From October 1, 2010 through to the end of September 2011, we will, each day, celebrate the life of Bill Monroe by sharing information about him and those people who are associated with his life and music career. This information will include births and deaths; recording sessions; single, LP and CD release dates; and other interesting tidbits. Richard F. Thompson is responsible for the research and compilation of this information. We invite readers to share any tidbits, photos or memories you would like us to include.
- February 5, 1991 CD released – Bill Monroe: Country Music Hall of Fame Series (MCAD 10082). *
- February 5, 2006 Don ‘Suds’ Slayman died in Imperial Manor, a Madison, Tennessee, nursing home. He was 78 and had been fighting Parkinson’s disease. He recently had a fall and suffered a heart attack. **
* Bill Monroe: Country Music Hall of Fame Series
Recorded between 1950 and 1988 the album is accompanied by liner notes by John Rumble and Chris Skinker. ??Bill Monroe made his most famous and popular — and arguably his best — recordings after he signed to Decca Records in 1950. For the next 40 years, he cut a number of classics, and 16 of his finest tracks are collected on Country Music Hall of Fame. The original versions of many of Monroe’s best-known songs, including New Mule Skinner Blues and Uncle Pen, are included, as well as his popular remake of his standard Blue Moon of Kentucky. Of course, a career as long and varied as Monroe’s is difficult to boil down to just 16 tracks and, inevitably, some of the latter-day cuts won’t please some dedicated fans.

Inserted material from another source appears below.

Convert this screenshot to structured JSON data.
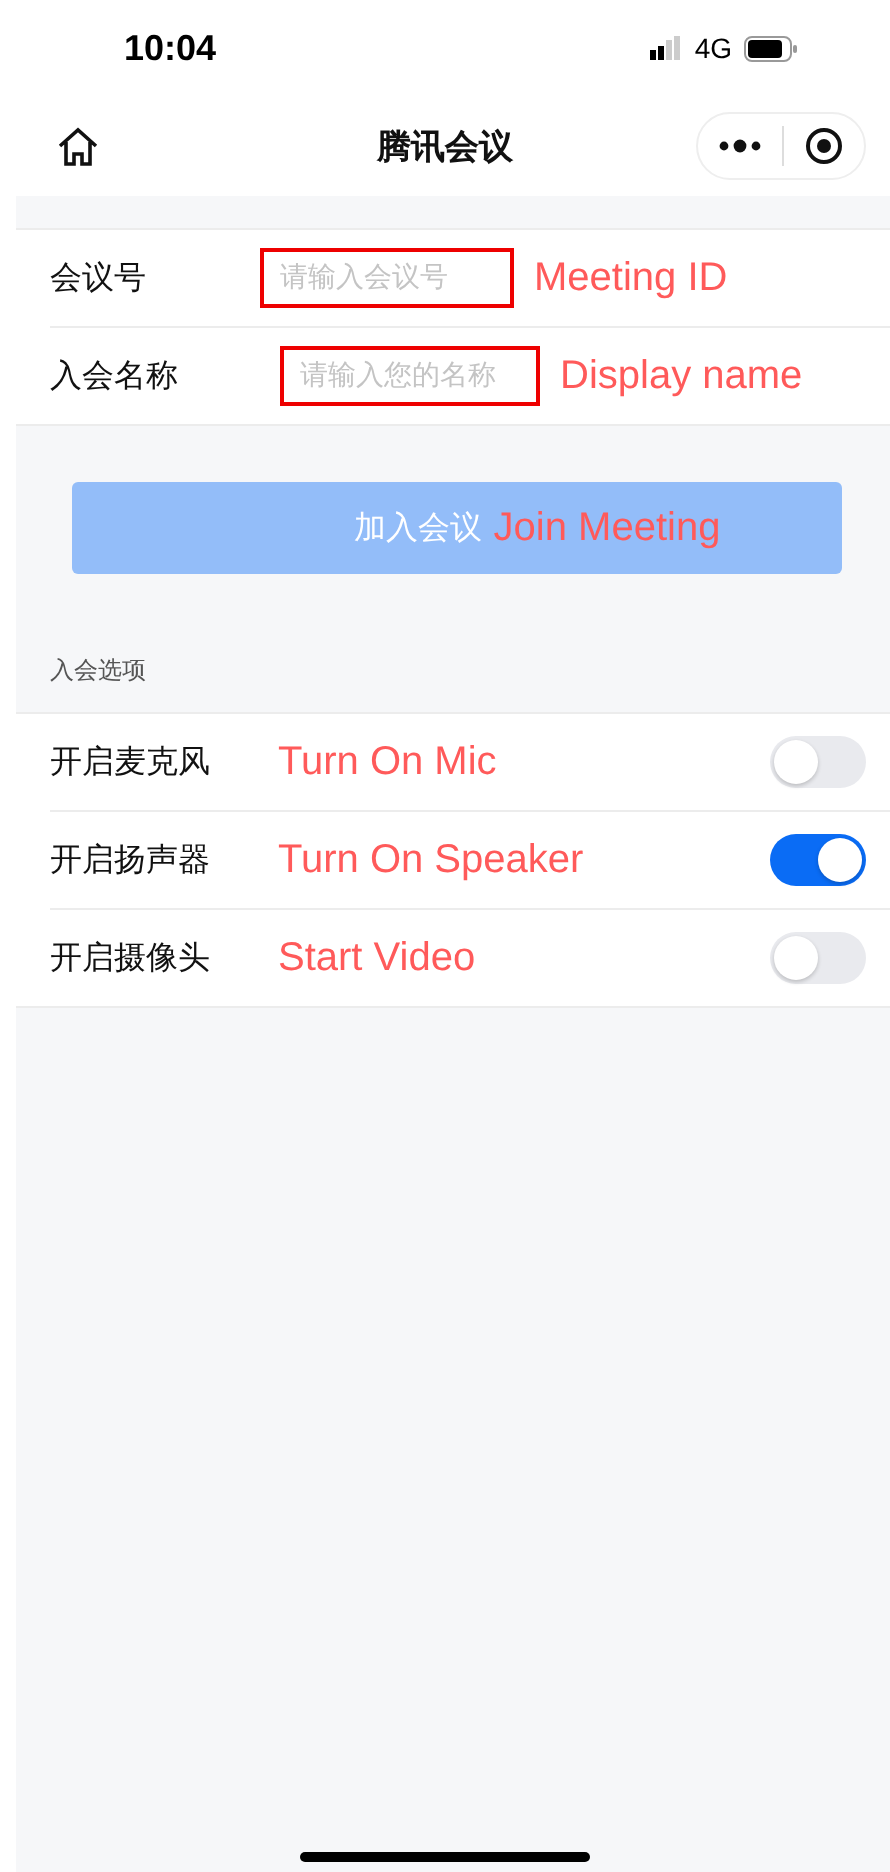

Nevertheless, it’s hard to beat Country Music Hall of Fame as a single-disc introduction to one of the greatest musicians in country music history.
Stephen Thomas Erlewine
Track listing – New Muleskinner Blues, Uncle Pen, Walking in Jerusalem, On and On, White House Blues, Happy on My Way, Blue Moon of Kentucky, Scotland, Midnight on the Stormy Deep, Kentucky Mandolin, Walk Softly on this Heart of Mine, The Lee Weddin’ Tune, Kentucky Waltz, My Last Days on Earth, My Sweet Blue-Eyed Darlin’ and Southern Flavor.
He played fiddle on Nashville station WSIX for Goober Buchanan & His Kentuckians and also joined Big Jeff & His Radio Playboys. Slayman worked with notables such as Mother Maybelle and Carter Family, Chet Atkins, Minnie Pearl and Judy Lynn as well.
He appeared on several 1950s country hits including Hank Snow’s When Mexican Joe Met Jole Blon and Marty Robbins’ Maybelline and That’s All Right.